Today’s technology landscape is defined by two critical but competing elements. Data, the lifeblood of the digital age, is fueling unprecedented insights and analytics, allowing companies to do more and to do it more effectively.
At the same time, data privacy is becoming a big deal for consumers, and governments are taking action accordingly. Privacy regulations are spanning the globe – from Europe’s GDPR to the California Consumer Privacy Act in the US – are impacting the ways that companies manage data, reflecting shifting consumer sentiment about data privacy and security.
In almost every way, these two trends are linked. The incredible collection of personal data that platforms store to generate meaningful insights about their customers make them sitting ducks for data thieves who are eliciting data breaches at an alarming rate.

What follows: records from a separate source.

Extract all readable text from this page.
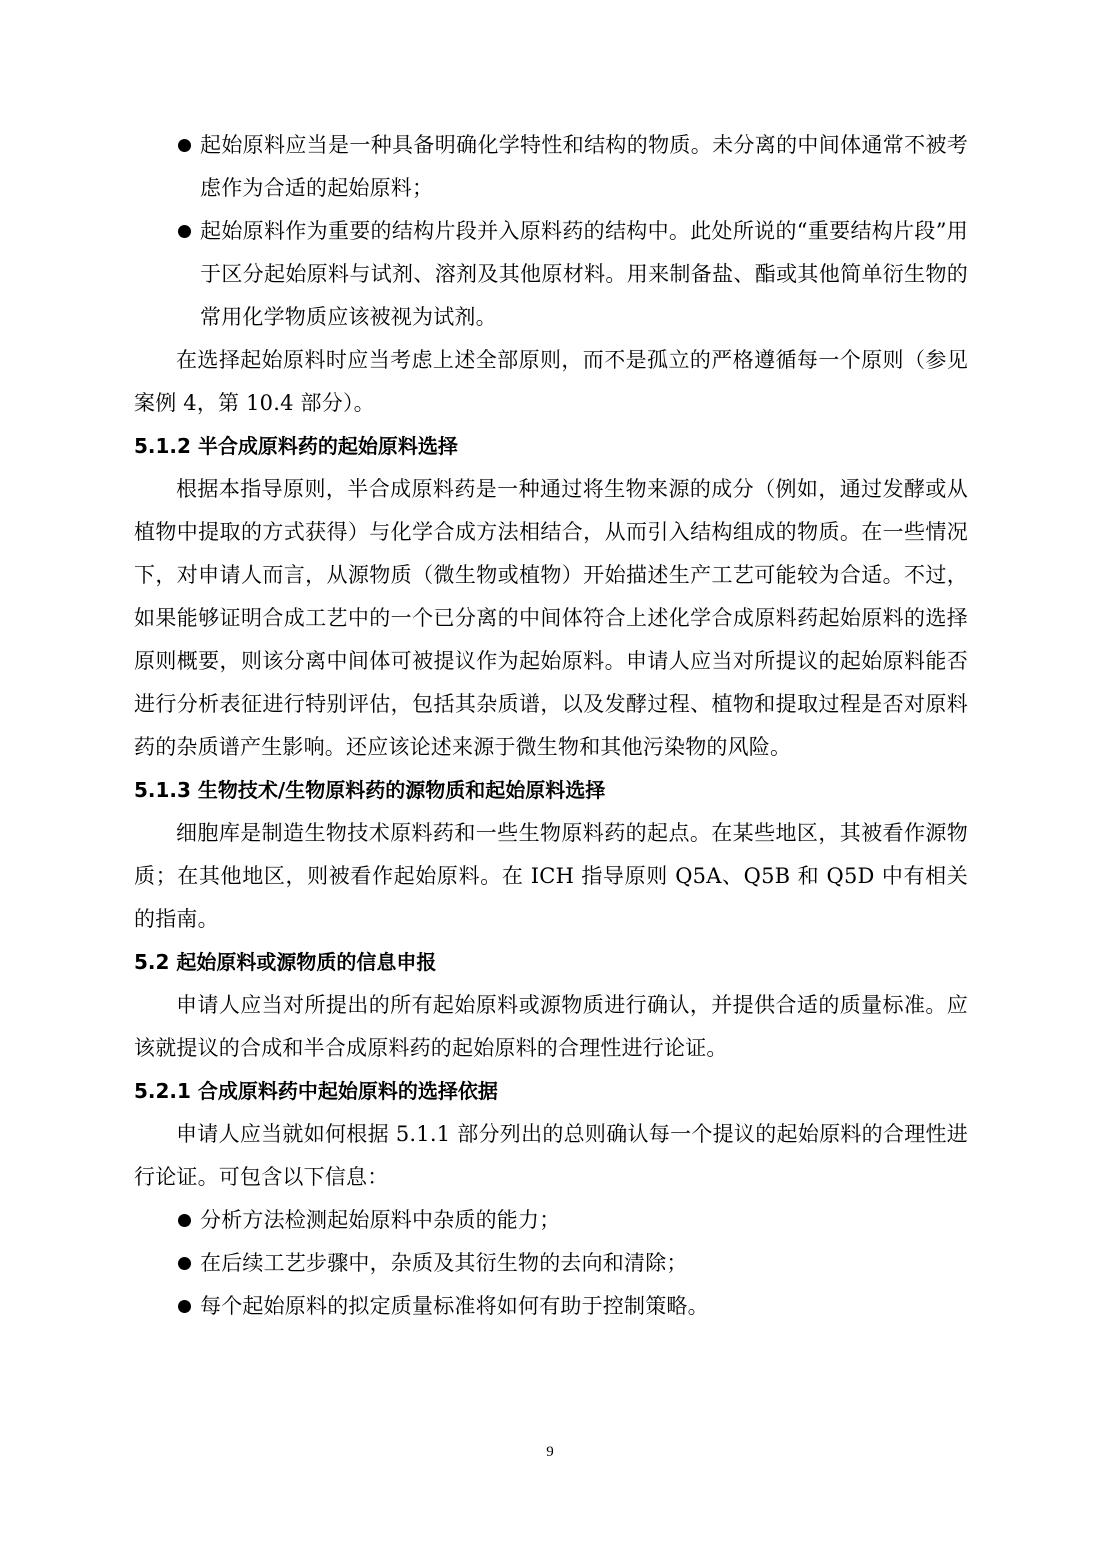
起始原料应当是一种具备明确化学特性和结构的物质。未分离的中间体通常不被考虑作为合适的起始原料；

起始原料作为重要的结构片段并入原料药的结构中。此处所说的“重要结构片段”用于区分起始原料与试剂、溶剂及其他原材料。用来制备盐、酯或其他简单衍生物的常用化学物质应该被视为试剂。

在选择起始原料时应当考虑上述全部原则，而不是孤立的严格遵循每一个原则（参见案例 4，第 10.4 部分）。

5.1.2 半合成原料药的起始原料选择

根据本指导原则，半合成原料药是一种通过将生物来源的成分（例如，通过发酵或从植物中提取的方式获得）与化学合成方法相结合，从而引入结构组成的物质。在一些情况下，对申请人而言，从源物质（微生物或植物）开始描述生产工艺可能较为合适。不过，如果能够证明合成工艺中的一个已分离的中间体符合上述化学合成原料药起始原料的选择原则概要，则该分离中间体可被提议作为起始原料。申请人应当对所提议的起始原料能否进行分析表征进行特别评估，包括其杂质谱，以及发酵过程、植物和提取过程是否对原料药的杂质谱产生影响。还应该论述来源于微生物和其他污染物的风险。

5.1.3 生物技术/生物原料药的源物质和起始原料选择

细胞库是制造生物技术原料药和一些生物原料药的起点。在某些地区，其被看作源物质；在其他地区，则被看作起始原料。在 ICH 指导原则 Q5A、Q5B 和 Q5D 中有相关的指南。

5.2 起始原料或源物质的信息申报

申请人应当对所提出的所有起始原料或源物质进行确认，并提供合适的质量标准。应该就提议的合成和半合成原料药的起始原料的合理性进行论证。

5.2.1 合成原料药中起始原料的选择依据

申请人应当就如何根据 5.1.1 部分列出的总则确认每一个提议的起始原料的合理性进行论证。可包含以下信息：

分析方法检测起始原料中杂质的能力；

在后续工艺步骤中，杂质及其衍生物的去向和清除；

每个起始原料的拟定质量标准将如何有助于控制策略。

9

In 2019, the average data breach compromises 25,000 records and costs companies $3.92 million, making our current data arrangement untenable for companies and consumers alike.
To put it simply, if big data is going to be a part of our digital landscape – and it is – the way it’s collected, analyzed, and stored will need to change.

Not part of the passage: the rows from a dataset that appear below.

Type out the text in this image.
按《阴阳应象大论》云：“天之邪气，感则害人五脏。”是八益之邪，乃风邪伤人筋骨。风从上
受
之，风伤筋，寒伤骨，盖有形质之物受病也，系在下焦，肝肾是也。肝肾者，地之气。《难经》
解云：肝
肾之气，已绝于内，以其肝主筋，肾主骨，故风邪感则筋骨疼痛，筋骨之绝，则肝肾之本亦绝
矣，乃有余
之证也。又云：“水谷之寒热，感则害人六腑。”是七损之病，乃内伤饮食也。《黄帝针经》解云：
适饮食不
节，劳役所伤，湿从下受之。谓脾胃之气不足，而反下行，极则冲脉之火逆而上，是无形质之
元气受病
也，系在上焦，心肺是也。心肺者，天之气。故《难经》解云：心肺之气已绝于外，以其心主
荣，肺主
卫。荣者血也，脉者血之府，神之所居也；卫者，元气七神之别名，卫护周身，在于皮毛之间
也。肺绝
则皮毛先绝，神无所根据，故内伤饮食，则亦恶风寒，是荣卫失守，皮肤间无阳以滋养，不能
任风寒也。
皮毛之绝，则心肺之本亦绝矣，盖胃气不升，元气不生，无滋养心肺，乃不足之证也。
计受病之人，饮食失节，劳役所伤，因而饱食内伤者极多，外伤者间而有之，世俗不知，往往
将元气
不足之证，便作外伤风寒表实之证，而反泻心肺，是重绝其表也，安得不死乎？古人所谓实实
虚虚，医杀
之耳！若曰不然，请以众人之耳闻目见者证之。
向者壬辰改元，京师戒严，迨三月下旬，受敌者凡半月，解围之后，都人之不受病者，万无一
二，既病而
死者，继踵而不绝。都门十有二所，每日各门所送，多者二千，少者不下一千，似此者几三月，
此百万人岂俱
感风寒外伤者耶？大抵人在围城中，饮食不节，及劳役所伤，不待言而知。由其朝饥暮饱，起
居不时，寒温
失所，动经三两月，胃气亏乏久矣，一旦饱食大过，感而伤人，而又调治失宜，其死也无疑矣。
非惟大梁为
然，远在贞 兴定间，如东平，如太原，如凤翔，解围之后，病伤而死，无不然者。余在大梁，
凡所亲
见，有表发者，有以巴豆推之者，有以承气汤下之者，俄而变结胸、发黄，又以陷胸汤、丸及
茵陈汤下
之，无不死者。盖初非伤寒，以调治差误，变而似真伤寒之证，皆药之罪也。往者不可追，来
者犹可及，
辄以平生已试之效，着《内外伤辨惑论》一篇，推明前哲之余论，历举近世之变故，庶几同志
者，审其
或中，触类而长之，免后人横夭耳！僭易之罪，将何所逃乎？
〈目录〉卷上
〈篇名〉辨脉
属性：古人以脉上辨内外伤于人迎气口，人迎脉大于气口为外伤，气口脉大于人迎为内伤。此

Using Crypto to facilitate Big Data
Cryptocurrencies often gain attention for their head-turning, headline-making price changes, but Charles Hoskinson, a co-founder of Ethereum and the current CEO of IOHK, sees cryptocurrency as a way to change the data analytics landscape for the better.
He recently joined the data analytics startup Endor as an advisor. The company, which has already provided data analytics services for Fortune 500 enterprises like the Coca-Cola Company, is often described as the Google for data analytics because of its searchable interface that allows companies to gain specific, actionable insights into their customers’ behavior.

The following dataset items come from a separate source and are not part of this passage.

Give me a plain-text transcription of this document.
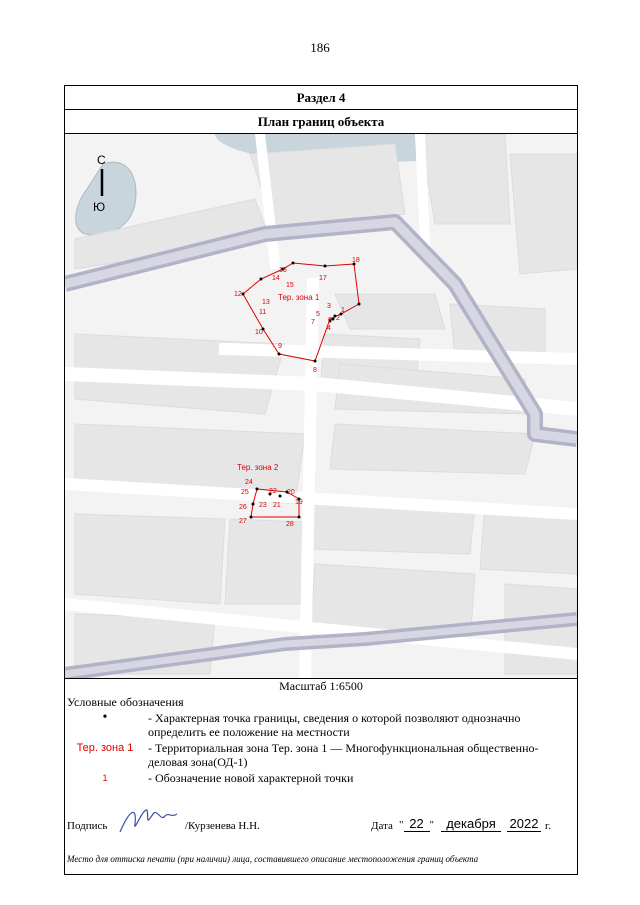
186
Раздел 4
План границ объекта
С
Ю
Тер. зона 1
Тер. зона 2
1
2
3
4
5
6
7
8
9
10
11
12
13
14
15
16
17
18
19
20
21
22
23
24
25
26
27	28
Масштаб 1:6500
Условные обозначения
•	- Характерная точка границы, сведения о которой позволяют однозначно определить ее положение на местности
Тер. зона 1	- Территориальная зона Тер. зона 1 — Многофункциональная общественно-деловая зона(ОД-1)
1	- Обозначение новой характерной точки
Подпись	/Курзенева Н.Н.	Дата " 22 " декабря	2022 г.
Место для оттиска печати (при наличии) лица, составившего описание местоположения границ объекта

With the platform’s latest release of the Endor Protocol, they are providing a decentralized environment for data analytics that introduces cryptocurrency into the data analytics space.
In an interview with the company’s co-founder and CEO, Dr. Yaniv Altshuler, Mr. Hoskinson described the intermediaries that facilitate today’s data landscape as “middlemen of necessity”, while elucidating on the ways that they negatively influence the affordability and availability of data analytics.
He notes, “they do whatever they need to do for their particular business model, and over time they become so powerful that instead of just being a facilitator of an interaction or a marketplace or a business process, in many cases, they can mandate how that entire business needs to run.”
Therefore, by rethinking the arrangement between data providers and data analyzers, Endor is hoping to create a new ecosystem that’s marked by trust, intentionality, and efficiency.
The Endor Protocol is equipped with a native digital token, EDR, that incentivizes data providers while providing an on-platform payment mechanism for those looking for statistical insights. It’s an end-to-end business model for the future of analytics.
What’s more, by encrypting user data from the beginning, this model inherently prioritizes data security as a critical component of long-term data availability.
Putting the Platform to the Test
In June, Endor took first place at Metlife Korea’s Collab 5.0 Innovation Program, an achievement that landed them a one-year contract with the insurance company to bring new data analytics to an industry ready for new insights to drive their future business models.
Moreover, the Endor Protocol is being implemented at several SMBs that will provide a real-world assessment of the technology’s efficacy.
The timing couldn’t be better. As the data ecosystem continues to power on, collecting people’s information and exploiting it for new insights, Endor is presenting an opportunity for ethical analytics that can help secure and incentivize big data.
While it’s evident that aren’t transitioning to a data-agnostic ecosystem anytime soon, now is the right time to shift the paradigm and to open the possibilities for new ways of collecting, analyzing, and storing data, something that consumers and companies know all too well.